One of the most popular charts to post in the financial community is the S&P 500 correlation link with the Fed’s balance sheet, especially since the bull market began in early parts of 2009. Just about every trader, investor, analyst, economist, market “guru” and media anchor quotes it on regular basis. If everyone says it, then it must be true… right? Well, maybe it isn’t.

But what if this relationship stops correlating soon and the Fed loses the control of the stock market? Or maybe it never had the control in the first place? Historically, there is nothing new under the sun (Jesse Livermore quote), so a bull market will stay in a bull market until buyers get exhausted.

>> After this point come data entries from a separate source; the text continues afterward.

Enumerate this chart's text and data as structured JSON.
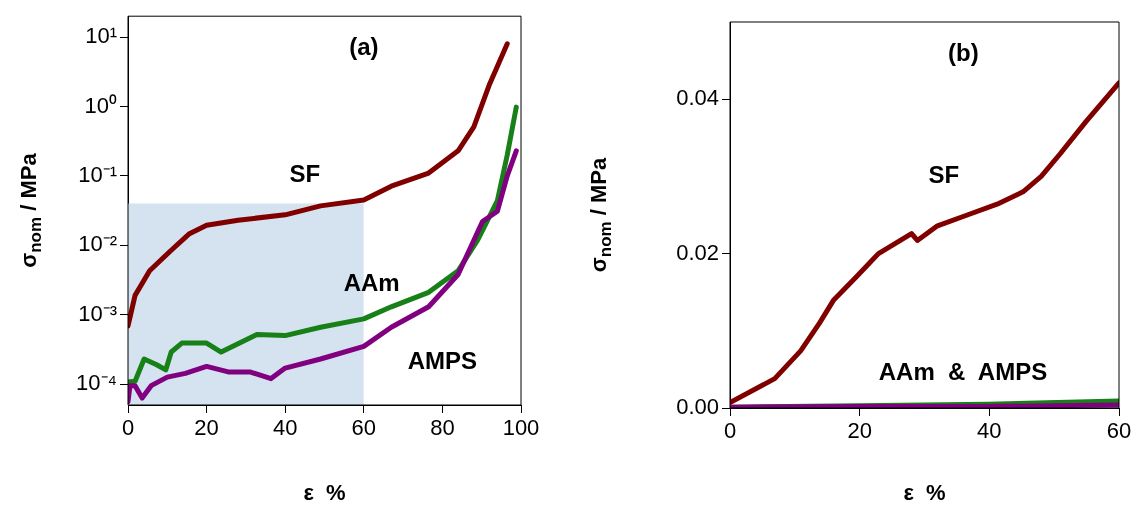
{
  "chart_data": [
    {
      "type": "line",
      "title": "(a)",
      "xlabel": "ε  %",
      "ylabel": "σ$_{nom}$ / MPa",
      "log": "y",
      "grid": false,
      "line_style": "solid",
      "marker": "none",
      "xlim": [
        0,
        100
      ],
      "xticks": [
        0,
        20,
        40,
        60,
        80,
        100
      ],
      "ylim": [
        5e-05,
        20
      ],
      "yticks": [
        {
          "value": 0.0001,
          "label": "10⁻⁴"
        },
        {
          "value": 0.001,
          "label": "10⁻³"
        },
        {
          "value": 0.01,
          "label": "10⁻²"
        },
        {
          "value": 0.1,
          "label": "10⁻¹"
        },
        {
          "value": 1,
          "label": "10⁰"
        },
        {
          "value": 10,
          "label": "10¹"
        }
      ],
      "series": [
        {
          "type": "area",
          "color": "#d5e2ef",
          "x": [
            0,
            60
          ],
          "values": [
            0.04,
            0.04
          ]
        },
        {
          "color": "#800000",
          "x": [
            0,
            1.8,
            5.5,
            11,
            15.5,
            20,
            28,
            40,
            49,
            60,
            67,
            76.5,
            84,
            88,
            92,
            96.5
          ],
          "values": [
            0.00069,
            0.0019,
            0.0043,
            0.0085,
            0.0145,
            0.0195,
            0.023,
            0.0275,
            0.037,
            0.045,
            0.071,
            0.11,
            0.23,
            0.51,
            2.1,
            8
          ]
        },
        {
          "color": "#178017",
          "x": [
            0,
            1.8,
            4.1,
            7.3,
            9.6,
            11,
            13.7,
            20,
            23.7,
            32.8,
            40,
            49,
            60,
            67,
            76.5,
            84,
            89,
            94,
            96.5,
            98.8
          ],
          "values": [
            0.000107,
            0.00011,
            0.00023,
            0.00019,
            0.00016,
            0.00029,
            0.00039,
            0.00039,
            0.00029,
            0.00052,
            0.0005,
            0.00066,
            0.00087,
            0.0013,
            0.0021,
            0.0043,
            0.012,
            0.044,
            0.2,
            0.98
          ]
        },
        {
          "color": "#800080",
          "x": [
            0,
            0.5,
            1.8,
            3.6,
            5.9,
            10,
            14.6,
            20,
            25.5,
            31,
            36.4,
            40,
            49,
            60,
            67,
            76.5,
            84,
            90.2,
            94,
            96.5,
            98.8
          ],
          "values": [
            5.6e-05,
            9.5e-05,
            9.5e-05,
            6.3e-05,
            9.5e-05,
            0.000126,
            0.000143,
            0.00018,
            0.00015,
            0.00015,
            0.00012,
            0.00017,
            0.00023,
            0.00035,
            0.00066,
            0.0013,
            0.0038,
            0.022,
            0.031,
            0.1,
            0.23
          ]
        }
      ],
      "annotations": [
        "SF",
        "AAm",
        "AMPS"
      ]
    },
    {
      "type": "line",
      "title": "(b)",
      "xlabel": "ε  %",
      "ylabel": "σ$_{nom}$ / MPa",
      "grid": false,
      "line_style": "solid",
      "marker": "none",
      "xlim": [
        0,
        60
      ],
      "xticks": [
        0,
        20,
        40,
        60
      ],
      "ylim": [
        0,
        0.05
      ],
      "yticks": [
        {
          "value": 0,
          "label": "0.00"
        },
        {
          "value": 0.02,
          "label": "0.02"
        },
        {
          "value": 0.04,
          "label": "0.04"
        }
      ],
      "series": [
        {
          "color": "#800000",
          "x": [
            0,
            6.9,
            10.9,
            13.8,
            16,
            19.5,
            22.9,
            28,
            28.9,
            32,
            36.6,
            41.2,
            45.2,
            48,
            50.9,
            54.9,
            60
          ],
          "values": [
            0.0007,
            0.0038,
            0.0074,
            0.011,
            0.014,
            0.017,
            0.02,
            0.0226,
            0.0217,
            0.0236,
            0.025,
            0.0264,
            0.028,
            0.03,
            0.0329,
            0.0371,
            0.0421
          ]
        },
        {
          "color": "#178017",
          "x": [
            0,
            20,
            40,
            60
          ],
          "values": [
            0.0001,
            0.0003,
            0.0005,
            0.0009
          ]
        },
        {
          "color": "#800080",
          "x": [
            0,
            20,
            40,
            60
          ],
          "values": [
            0.0001,
            0.0002,
            0.0002,
            0.0004
          ]
        }
      ],
      "annotations": [
        "SF",
        "AAm  &  AMPS"
      ]
    }
  ]
}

Chart 1: Central banks policy & equity prices don’t always correlate

Stock Prices & Central BanksSource: Deutsche Bank, Ed Yardeni Blog & BCA Research

The chart above is broken into three sections. Firstly, Deutsche Bank shows how S&P and Fed’s balance sheet are moving in link since March 2009. Secondly, Ed Yardeni shows how ECB has reduced its balance sheet since mid-2012, while Fed has increased its starting in late 2012. Finally, BCA shows how despite the falling ECB balance sheet, German DAX 30 has moved up a like a rocket. Here are some interesting points to think about:

  • So how can one market move up when its local central bank is increasing its balance sheet and yet another market also move up while its local central bank is decreasing its balance sheet?
  • Do you remember the correlation charts link to Gold and central banks? That one worked for awhile, but just as everyone was expecting it to work the third time around… it stopped.
  • What about the correlation between the Euro and commodities, and in particular Gold? Rising Euro usually meant falling Dollar, so Gold would rally too… however in 2013 as Fed increased its balance sheet and ECB reduced its own, Euro gained against the Dollar while Gold had a worst annual loss since 1981.

It seems to me that certain correlations between central banks and assets work until they don’t, while the majority of the analysts in the industry just guess and make up the reasoning behind the moves. I do not have the answer for all of the questions above, as I do not pay too much attention to what central banks do. I believe in following markets and I believe that assets eventually reflect fundamentals in the long run.